Remember back in May, when the Dow plunged almost 1000 points within the space of an hour? The official report as to the cause of that little episode came out last week. Here's what happened in a nutshell: A trader put out an order to sell more than $4 billion worth of S&P futures, without specifying a price at which to sell those futures, which would have smoothed the sale out over time. That put 75,000 E-Mini S&P futures on the market all at once. With all those shares coming quickly onto the market, to be sold at whatever price they could fetch, their price came down very rapidly.

That trade was made by an actual trader, but several automated trading programs picked up on the big sale and the price drop, and automatically followed suit. Those S&P futures are considered bellwethers for the stocks in the S&P 500, so when traders saw the futures plunging, many of them began selling off the underlying stocks as well.

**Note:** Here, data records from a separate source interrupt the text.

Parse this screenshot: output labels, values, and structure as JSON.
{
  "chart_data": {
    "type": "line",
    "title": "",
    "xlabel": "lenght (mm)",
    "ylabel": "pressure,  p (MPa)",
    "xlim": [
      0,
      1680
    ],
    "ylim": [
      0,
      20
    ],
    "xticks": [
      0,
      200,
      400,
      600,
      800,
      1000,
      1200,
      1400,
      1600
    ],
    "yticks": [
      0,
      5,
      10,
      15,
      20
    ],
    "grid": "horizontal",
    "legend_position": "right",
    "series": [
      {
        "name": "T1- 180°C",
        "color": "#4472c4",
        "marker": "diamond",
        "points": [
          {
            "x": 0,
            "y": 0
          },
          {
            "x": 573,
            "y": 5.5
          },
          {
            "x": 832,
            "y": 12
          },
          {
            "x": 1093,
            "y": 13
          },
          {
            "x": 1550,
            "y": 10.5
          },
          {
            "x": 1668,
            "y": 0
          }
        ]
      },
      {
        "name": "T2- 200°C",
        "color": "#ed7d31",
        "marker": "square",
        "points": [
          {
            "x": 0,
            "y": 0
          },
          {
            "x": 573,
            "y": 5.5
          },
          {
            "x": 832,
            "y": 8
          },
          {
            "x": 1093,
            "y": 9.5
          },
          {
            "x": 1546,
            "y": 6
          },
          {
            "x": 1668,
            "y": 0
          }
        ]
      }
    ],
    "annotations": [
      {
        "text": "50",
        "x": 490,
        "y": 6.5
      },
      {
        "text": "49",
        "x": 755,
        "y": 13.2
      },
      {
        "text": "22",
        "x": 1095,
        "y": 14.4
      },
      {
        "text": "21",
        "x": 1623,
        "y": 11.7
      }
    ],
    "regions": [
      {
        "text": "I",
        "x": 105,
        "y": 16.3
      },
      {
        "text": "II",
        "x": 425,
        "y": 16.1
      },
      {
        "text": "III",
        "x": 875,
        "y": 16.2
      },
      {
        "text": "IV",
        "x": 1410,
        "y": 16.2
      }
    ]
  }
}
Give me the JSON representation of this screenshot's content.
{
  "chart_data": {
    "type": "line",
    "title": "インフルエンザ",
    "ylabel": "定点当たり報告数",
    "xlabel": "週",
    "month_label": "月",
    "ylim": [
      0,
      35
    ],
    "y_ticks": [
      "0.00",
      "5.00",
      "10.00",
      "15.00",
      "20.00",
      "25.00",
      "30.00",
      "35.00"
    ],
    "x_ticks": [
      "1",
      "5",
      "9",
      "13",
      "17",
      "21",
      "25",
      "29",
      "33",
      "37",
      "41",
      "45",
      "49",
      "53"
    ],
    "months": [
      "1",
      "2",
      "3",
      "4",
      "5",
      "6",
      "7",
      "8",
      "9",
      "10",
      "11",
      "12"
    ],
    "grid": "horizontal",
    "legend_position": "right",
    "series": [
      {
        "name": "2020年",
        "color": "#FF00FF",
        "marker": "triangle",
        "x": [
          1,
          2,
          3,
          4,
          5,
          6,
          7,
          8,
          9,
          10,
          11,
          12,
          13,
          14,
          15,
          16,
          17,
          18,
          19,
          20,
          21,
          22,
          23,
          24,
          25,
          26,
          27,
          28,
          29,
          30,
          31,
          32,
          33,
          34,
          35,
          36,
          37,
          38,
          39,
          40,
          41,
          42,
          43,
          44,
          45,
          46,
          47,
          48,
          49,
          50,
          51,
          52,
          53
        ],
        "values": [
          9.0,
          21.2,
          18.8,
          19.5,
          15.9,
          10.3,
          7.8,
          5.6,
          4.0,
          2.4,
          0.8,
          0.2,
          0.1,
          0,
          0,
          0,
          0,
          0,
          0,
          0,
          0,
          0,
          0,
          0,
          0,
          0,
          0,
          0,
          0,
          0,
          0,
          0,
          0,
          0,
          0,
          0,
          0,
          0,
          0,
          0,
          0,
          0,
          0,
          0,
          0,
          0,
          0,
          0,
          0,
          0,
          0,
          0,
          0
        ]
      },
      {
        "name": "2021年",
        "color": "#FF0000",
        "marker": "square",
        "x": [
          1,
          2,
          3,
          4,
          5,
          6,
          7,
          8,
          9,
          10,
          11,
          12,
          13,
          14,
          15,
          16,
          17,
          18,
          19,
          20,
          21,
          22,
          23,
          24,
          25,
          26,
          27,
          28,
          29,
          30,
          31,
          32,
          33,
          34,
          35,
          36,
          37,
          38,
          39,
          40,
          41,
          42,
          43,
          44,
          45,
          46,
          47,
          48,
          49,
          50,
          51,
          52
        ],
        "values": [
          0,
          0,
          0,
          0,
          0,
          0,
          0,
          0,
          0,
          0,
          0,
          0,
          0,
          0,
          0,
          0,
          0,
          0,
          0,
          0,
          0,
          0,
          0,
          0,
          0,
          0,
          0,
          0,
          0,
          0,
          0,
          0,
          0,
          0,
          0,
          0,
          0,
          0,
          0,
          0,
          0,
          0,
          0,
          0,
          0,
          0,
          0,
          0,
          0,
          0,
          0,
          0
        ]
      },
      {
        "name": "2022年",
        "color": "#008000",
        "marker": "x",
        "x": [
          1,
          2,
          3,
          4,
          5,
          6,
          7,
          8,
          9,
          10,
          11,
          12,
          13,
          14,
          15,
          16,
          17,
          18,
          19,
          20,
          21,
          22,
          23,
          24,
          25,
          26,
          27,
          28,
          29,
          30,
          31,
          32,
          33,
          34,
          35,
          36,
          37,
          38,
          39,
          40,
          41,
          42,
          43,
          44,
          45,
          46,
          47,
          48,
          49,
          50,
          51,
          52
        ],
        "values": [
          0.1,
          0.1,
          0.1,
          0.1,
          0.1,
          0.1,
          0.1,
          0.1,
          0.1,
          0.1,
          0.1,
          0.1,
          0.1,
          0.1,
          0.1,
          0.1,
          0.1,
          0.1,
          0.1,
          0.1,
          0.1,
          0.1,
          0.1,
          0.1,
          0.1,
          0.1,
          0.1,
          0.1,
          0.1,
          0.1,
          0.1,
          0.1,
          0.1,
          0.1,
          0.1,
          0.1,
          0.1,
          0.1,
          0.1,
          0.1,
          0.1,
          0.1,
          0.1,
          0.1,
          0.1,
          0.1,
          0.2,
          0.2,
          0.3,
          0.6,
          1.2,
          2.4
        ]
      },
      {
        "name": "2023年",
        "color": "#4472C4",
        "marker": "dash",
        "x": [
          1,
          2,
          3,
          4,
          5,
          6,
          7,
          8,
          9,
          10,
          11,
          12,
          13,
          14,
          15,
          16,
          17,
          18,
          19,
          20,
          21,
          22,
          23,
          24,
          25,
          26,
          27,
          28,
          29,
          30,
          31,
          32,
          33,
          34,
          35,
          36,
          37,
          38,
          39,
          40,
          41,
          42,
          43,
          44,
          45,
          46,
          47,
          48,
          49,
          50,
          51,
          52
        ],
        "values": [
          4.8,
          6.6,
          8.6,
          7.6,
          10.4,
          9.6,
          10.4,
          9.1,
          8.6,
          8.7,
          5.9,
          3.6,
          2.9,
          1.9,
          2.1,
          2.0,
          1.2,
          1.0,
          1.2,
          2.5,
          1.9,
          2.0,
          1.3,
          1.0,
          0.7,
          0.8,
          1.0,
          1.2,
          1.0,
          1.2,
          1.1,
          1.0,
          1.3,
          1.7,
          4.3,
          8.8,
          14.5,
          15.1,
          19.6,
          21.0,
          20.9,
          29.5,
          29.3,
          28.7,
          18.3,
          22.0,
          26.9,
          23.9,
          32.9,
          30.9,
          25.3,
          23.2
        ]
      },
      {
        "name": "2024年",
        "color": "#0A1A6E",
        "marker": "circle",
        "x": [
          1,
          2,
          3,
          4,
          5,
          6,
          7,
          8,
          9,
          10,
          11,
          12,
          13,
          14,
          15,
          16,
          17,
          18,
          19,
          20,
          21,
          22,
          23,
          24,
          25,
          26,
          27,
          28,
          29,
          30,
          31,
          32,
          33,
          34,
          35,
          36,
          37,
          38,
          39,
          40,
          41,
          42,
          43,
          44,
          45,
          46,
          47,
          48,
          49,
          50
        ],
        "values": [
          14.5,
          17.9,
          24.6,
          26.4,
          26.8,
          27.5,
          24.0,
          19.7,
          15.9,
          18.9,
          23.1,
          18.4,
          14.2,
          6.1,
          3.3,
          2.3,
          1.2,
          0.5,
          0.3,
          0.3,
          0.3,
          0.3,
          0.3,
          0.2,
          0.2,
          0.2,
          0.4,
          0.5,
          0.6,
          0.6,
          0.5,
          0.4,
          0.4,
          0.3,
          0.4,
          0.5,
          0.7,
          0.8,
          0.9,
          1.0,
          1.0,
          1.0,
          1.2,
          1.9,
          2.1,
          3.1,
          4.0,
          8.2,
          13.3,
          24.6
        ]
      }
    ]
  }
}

Eventually, cooler heads prevailed, and the market quickly made back all those losses when people realized the drop had been caused by, essentially, nothing. The SEC hasn't yet decided if it needs to implement additional regulations to keep such plunges from happening in the future, although it has put circuit breakers on the market to halt or slow trades of any stock that moves more than 10 percent in a five-minute period.

Monday, October 4, 2010

The End of TARP

Last week, the Treasury Department announced that it was in the process of unwinding the billions of dollars it had loaned AIG, the insurance giant at the center of the financial meltdown, and that the government might actually turn a profit on that aspect of the TARP program. TARP is in many ways officially over, so the New York Times yesterday provided a bit of a postmortem on the program. Some highlights:

* Although the bailout fund was initially funded with $700 billion, and is often described that way, it was actually reduced to $475 billion by the financial reform act passed last summer.

* Banks received $250 billion, of which $158 billion has been paid back. The government projects that this aspect of the program will eventually result in a profit of $5 billion to $20 billion for the Feds.

* The Big Three automakers got $82 billion, including money for lenders like Chrysler Financial and GMAC. Of that, about $15 billion has been paid back. For this part of the program, the government expects to eventually lose from $15 billion to $34 billion.

* A fund of $46 billion was created to help troubled homeowners modify their mortgages, but this has been a failure. Only 15 percent of eligible loans have been modified, and all the money is expected to be lost.

Friday, October 1, 2010

Double Dose of Strength

We had good news from two disparate sectors of the economy on Thursday, which may be a positive signal for this recovery. First of all, the manufacturing sector posted surprisingly strong figures in September, with the Institute for Supply Management's business barometer soaring to 60.4. Anything over 50 is considered to indicate expansion. The economists surveyed had expected the number to come in around 55.

Meanwhile, retail stocks posted their biggest quarterly gain since 2003 for the quarter that ended yesterday. The S&P Retail Index was up 19 percent, with the biggest gainers being Liz Claiborne (up 44 percent for the quarter) and the Warnaco Group (up 41 percent).

Those factors probably fueled the mild drop in workers filing new unemployment claims, which dropped by 16 percent last week. None of these figures on its own is the sign of a rip-roaring recovery, but the fact that they're so broad-based gives us reason for cautious optimism.